State-run China Daily quoted Yang Liwei, a former astronaut who is now a top official in China’s manned space program, as saying that there were different requirements for each crew member as the jobs on missions became more specialized.
Several articles also described Gui’s rigorous training prior to the mission, which included desert field survival, sleep deprivation tests, centerfuge training, and underwater operational skills exercises.
“Distance and near visual acuity must be correctable to 20/20 in each eye,” according to NASA’s regulations for its astronauts. However, it continues: “The use of glasses is acceptable.”
China’s space powers have been growing quickly in recent years. One example is the Tiangong space station, which finished its basic construction last year and is expected to run and host astronauts for at least ten years.

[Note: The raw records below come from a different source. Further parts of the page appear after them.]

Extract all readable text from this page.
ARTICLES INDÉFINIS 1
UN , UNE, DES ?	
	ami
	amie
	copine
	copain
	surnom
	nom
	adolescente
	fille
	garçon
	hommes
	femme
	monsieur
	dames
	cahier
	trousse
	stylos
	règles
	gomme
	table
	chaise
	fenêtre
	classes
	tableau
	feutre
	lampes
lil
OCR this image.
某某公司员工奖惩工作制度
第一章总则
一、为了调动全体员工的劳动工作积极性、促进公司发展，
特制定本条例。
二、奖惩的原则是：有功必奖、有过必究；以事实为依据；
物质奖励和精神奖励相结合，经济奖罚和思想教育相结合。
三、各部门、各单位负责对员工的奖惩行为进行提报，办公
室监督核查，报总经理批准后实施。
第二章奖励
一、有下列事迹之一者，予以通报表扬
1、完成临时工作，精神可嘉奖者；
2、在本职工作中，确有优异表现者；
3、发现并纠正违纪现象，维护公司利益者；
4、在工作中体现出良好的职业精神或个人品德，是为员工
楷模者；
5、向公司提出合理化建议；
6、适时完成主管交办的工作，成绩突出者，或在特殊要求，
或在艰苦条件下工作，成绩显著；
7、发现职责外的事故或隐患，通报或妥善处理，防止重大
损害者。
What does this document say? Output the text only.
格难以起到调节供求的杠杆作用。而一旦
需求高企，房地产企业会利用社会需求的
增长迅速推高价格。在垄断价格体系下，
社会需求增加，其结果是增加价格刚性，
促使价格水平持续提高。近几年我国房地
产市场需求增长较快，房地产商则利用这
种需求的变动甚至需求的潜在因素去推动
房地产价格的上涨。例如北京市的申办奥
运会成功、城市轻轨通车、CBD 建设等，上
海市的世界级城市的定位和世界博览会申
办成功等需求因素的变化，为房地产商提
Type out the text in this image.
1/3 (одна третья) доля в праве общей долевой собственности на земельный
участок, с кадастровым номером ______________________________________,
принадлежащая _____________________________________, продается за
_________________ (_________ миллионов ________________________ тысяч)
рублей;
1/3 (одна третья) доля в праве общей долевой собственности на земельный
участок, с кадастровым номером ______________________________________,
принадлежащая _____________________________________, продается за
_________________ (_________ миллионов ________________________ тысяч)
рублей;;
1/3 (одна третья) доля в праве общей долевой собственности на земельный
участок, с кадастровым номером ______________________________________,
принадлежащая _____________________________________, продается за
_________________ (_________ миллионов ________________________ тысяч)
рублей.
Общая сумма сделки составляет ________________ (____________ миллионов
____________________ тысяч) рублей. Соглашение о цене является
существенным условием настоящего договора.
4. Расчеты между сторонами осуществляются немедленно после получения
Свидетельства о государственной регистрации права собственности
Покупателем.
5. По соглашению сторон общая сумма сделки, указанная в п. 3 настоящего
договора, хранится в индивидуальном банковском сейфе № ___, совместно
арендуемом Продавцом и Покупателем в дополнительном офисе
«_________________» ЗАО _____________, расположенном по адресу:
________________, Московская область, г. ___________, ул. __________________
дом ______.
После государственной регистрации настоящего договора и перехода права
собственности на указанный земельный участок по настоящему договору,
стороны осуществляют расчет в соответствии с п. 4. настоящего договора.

This could make it the only place in space where scientists can do study after the International Space Station stops running in 2030.
China has tried to make its station a place where people from all over the world can work together, including by having experiments from other countries.
Beijing has been using its growing strength as a global space power for years to offer other countries partnership and development chances as part of its diplomacy.
The T-shaped, three-module structure of the space station was finished last year. However, according to state media, there are plans to expand the structure and increase its study capabilities in the coming years.
When Tiangong’s core module went into orbit for the first time in 2021, it was the first big step toward a space station dream that the government has had since 1992.
At the time, official media called it “the official start of building one of humanity’s largest and most advanced space-based facilities.”
The CMSA said earlier this year that China will have three space trips in 2023 to use and improve its space station.
Along with the launch on Tuesday, these include the launch of the cargo ship Tianzhou-6 earlier this month and the launch of the second crewed spaceship Shenzhou-17 later this year.
Monday, at its news conference, the CMSA also talked about China’s plan to land people on the moon by 2030.